Unfortunately, when we think of the decisions we could have made, we tend to think of the best-case scenario for the outcomes. For instance, if we think about the option we had in our youth to apply ourselves and become a doctor, we often imagine a fancy lifestyle that accompanies it. We don’t think about the hours of hard work to see patients each week. We don’t see continual research to keep our skills sharp.


In another example, we may think about how we should have stuck with photography. We imagine ourselves as National Geographic photographers, living life as an adventurer. We don’t see a lack of income if our pictures don’t sell. We don’t see the hours spent away from family. Most importantly, we forget that chasing that lifestyle negates all of our current family and friends.


We are trying to make that we humans don’t like to think about the bad parts of life. We only think of the good aspects and tend to gloss over all negative ones. This isn’t exactly helping us when we begin thinking about how our decisions could have been different.


As humans, we are biased towards thinking about our futures.
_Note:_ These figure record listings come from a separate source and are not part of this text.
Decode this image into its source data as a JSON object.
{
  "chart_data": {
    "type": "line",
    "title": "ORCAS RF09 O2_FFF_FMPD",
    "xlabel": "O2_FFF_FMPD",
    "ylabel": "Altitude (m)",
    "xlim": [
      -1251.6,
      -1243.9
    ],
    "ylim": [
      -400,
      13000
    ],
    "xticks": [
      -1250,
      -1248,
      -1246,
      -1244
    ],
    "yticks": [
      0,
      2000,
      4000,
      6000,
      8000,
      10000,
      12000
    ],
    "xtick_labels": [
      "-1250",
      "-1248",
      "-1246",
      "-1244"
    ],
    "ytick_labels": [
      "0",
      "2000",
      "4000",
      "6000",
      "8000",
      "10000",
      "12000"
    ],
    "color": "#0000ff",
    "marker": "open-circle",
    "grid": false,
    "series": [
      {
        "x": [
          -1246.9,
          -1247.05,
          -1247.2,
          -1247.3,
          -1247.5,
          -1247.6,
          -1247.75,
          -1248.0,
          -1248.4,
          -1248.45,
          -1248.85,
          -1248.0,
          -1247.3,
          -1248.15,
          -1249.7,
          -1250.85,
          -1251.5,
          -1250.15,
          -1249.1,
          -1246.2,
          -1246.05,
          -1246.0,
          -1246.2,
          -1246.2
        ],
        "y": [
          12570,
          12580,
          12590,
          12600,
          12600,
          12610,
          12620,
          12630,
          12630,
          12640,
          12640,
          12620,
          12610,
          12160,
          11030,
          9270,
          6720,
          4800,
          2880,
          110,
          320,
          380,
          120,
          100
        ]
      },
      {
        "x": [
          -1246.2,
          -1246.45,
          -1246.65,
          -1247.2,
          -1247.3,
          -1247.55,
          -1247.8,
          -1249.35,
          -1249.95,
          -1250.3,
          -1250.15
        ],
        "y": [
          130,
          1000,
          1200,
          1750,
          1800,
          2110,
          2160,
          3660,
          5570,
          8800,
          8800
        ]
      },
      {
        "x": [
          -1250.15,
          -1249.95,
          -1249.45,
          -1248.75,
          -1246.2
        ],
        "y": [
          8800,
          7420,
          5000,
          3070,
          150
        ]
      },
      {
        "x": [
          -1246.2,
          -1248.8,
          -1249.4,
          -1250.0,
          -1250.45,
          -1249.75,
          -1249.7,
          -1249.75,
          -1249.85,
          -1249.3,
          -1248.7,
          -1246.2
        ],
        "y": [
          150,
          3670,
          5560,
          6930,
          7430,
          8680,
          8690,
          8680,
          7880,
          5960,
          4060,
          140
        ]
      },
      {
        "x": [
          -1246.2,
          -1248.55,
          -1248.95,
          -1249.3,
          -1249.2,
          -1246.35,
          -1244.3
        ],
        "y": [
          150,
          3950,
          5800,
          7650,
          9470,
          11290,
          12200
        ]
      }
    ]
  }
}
This is why when we think about our past, we decide on what changes we should have made that impact our current and future lives. Philosopher Derek Parfit used a story about a time machine to help us mentally solve this dilemma.


He would tell people to imagine a machine that could take you back to the past. Whenever you wanted, for as long as you wanted, and with no cost or consequences. Would you use it? Most people would say yes because they tend to think of all the good things they could do.


However, if you think about it deeper, this isn’t a good idea. You would essentially live two lives with no guarantees that the second one would have a different outcome than the first.


Just because we had a bad day at work doesn’t mean that line of thinking can be applied to every other moment in our lives. If we let one wrong decision ruin the rest of our lives, then we have genuinely wasted our lives. This is why we should stop living in the past and move forward while looking at our decisions objectively. Unfortunately, I have seen too many people get fed up after a bad day at the office and altogether leave their profession. Now they spend all of their time reminiscing about the good times and what could have been had that one day never happened.


We need to accept that we will make bad decisions but also realize that we shouldn’t think about them constantly. It’s more essential for us to focus on what can be done in the present moment instead of incessantly thinking about all of the good decisions we could have made in the past.